Many people working today are set to be disappointed with their income in retirement according to a new report from Saga Investment Services.

Massive changes to the pensions environment mean that a swiftly growing group of people urgently need to take an interest in their financial futures and have a plan for making their money work hard for them.


The report compiled by the Centre for Economic and Social Research (Cebr) on behalf of Saga reveals that defined benefit (DB) pensions – based on final salaries and years worked – are fast disappearing in the private sector. Instead employees are being offered defined contributions (DC) pensions, in which savings contributions are invested to build up a retirement ‘pot’ to turn into an income.


According to the report ‘The Future of Pensions’, the total number of active DC pension members is expected to overtake the number of DB pension members by 2018.


Active members of DB private sector pension schemes fell by two million (56% of total) between 2004 and 2014, while the number of members of defined contribution private sector pension schemes increased by two million (167%) from 1.2 million to 3.2 million.


And of the 2.5 million entrants into private sector occupational pension schemes in 2014, 2.4 million (94%) invested in defined contribution pensions.


However, many are likely to be contributing too little to their pension pots to enjoy what many would consider to be an acceptable standard of living in retirement. Average employee contributions to DC pensions, at 1.7%, were just over a third of the 4.9% contributions to DB schemes, and even with planned increases in minimum total pension contribution rates typical total rates are likely to remain much lower.

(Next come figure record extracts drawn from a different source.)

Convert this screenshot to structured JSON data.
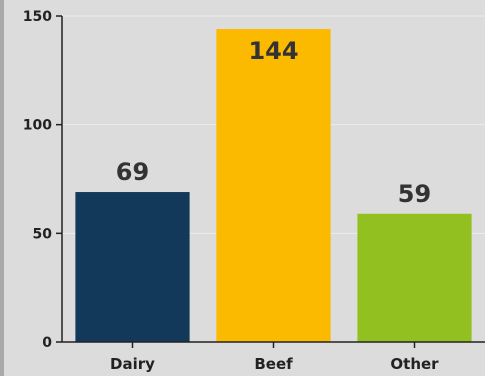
{
  "chart_data": {
    "type": "bar",
    "categories": [
      "Dairy",
      "Beef",
      "Other"
    ],
    "values": [
      69,
      144,
      59
    ],
    "data_labels": [
      "69",
      "144",
      "59"
    ],
    "colors": [
      "#12385a",
      "#fbb900",
      "#93c021"
    ],
    "ylim": [
      0,
      150
    ],
    "yticks": [
      0,
      50,
      100,
      150
    ],
    "ytick_labels": [
      "0",
      "50",
      "100",
      "150"
    ],
    "title": "",
    "xlabel": "",
    "ylabel": "",
    "grid": true
  }
}
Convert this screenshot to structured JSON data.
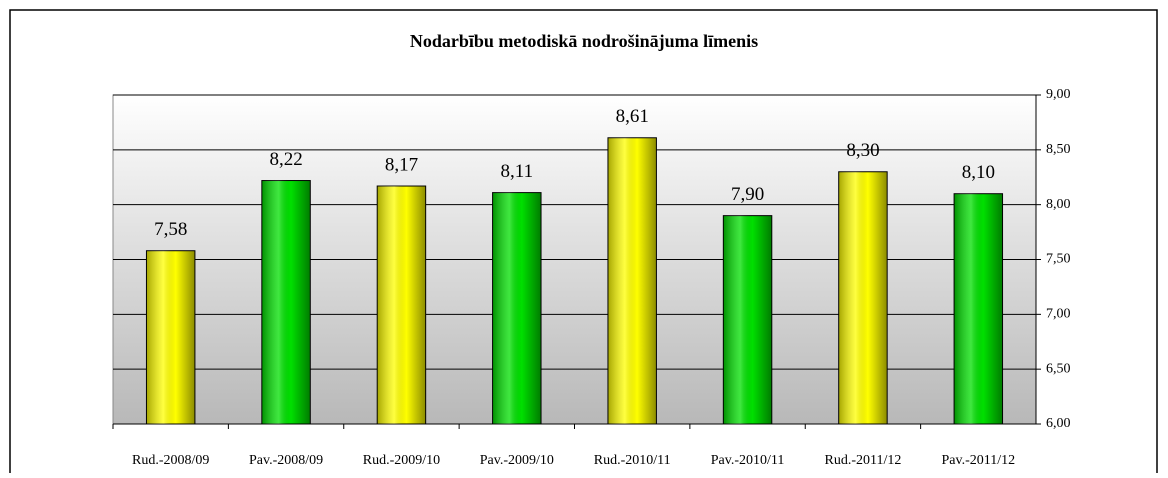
{
  "chart_data": {
    "type": "bar",
    "title": "Nodarbību metodiskā nodrošinājuma līmenis",
    "categories": [
      "Rud.-2008/09",
      "Pav.-2008/09",
      "Rud.-2009/10",
      "Pav.-2009/10",
      "Rud.-2010/11",
      "Pav.-2010/11",
      "Rud.-2011/12",
      "Pav.-2011/12"
    ],
    "values": [
      7.58,
      8.22,
      8.17,
      8.11,
      8.61,
      7.9,
      8.3,
      8.1
    ],
    "value_labels": [
      "7,58",
      "8,22",
      "8,17",
      "8,11",
      "8,61",
      "7,90",
      "8,30",
      "8,10"
    ],
    "colors": [
      "#ffff00",
      "#00e000",
      "#ffff00",
      "#00e000",
      "#ffff00",
      "#00e000",
      "#ffff00",
      "#00e000"
    ],
    "ylim": [
      6,
      9
    ],
    "yticks": [
      {
        "value": 6,
        "label": "6,00"
      },
      {
        "value": 6.5,
        "label": "6,50"
      },
      {
        "value": 7,
        "label": "7,00"
      },
      {
        "value": 7.5,
        "label": "7,50"
      },
      {
        "value": 8,
        "label": "8,00"
      },
      {
        "value": 8.5,
        "label": "8,50"
      },
      {
        "value": 9,
        "label": "9,00"
      }
    ],
    "yaxis_side": "right",
    "grid": true
  }
}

At the same time Cebr warns that many individuals are probably underestimating the amount of savings that they need to fund their desired lifestyle in retirement. If a healthy 65-year-old purchases a single inflation-linked annuity today for £150,000, it can be expected to yield a retirement income of less than £4,7001 in the first year.


Nici Audhlam-Gardiner, managing director of Saga Investment Services said: “The report underlines how vital it is for people to plan to plan better for their retirement, to know how much is in their pension pots and to understand their financial needs when they finish working.


“Many working today will enjoy good living standards, benefiting from high levels of wealth including property investments and solid pension incomes, but for those who have not planned well in advance could risk a lower than expected level of living in retirement.


“And we know that not enough people are planning – a recent Saga report revealed that only 30% had begun a retirement plan with only 3% saying their plan was definitely on track.”


“The challenge the report identifies is stark. For those earning £25,000 over a 25-year period with salary increases around 2.5% each year and making today’s typical DB contributions they will have contributed close to £180,000. But those on a typical DC contribution rate their total would be just £40,000.


“These losses are even greater when considered against the returns on investment associated with a pension. The result is the DB pension-holder would have a pensions pot five times greater in value than the DC pension-holder.”


Nici continued: “This issue has been intensified by the introduction of auto enrolment which has produced a significant increase in the number of active members of pension schemes, rising from 10 million in 2014 to 18 million by 2020.


“Millions more workers in the UK will have an occupational pension – the vast majority of which will be DC schemes. These conditions are creating a perfect storm with a need to provide pensions advice and planning on a scale never before seen.”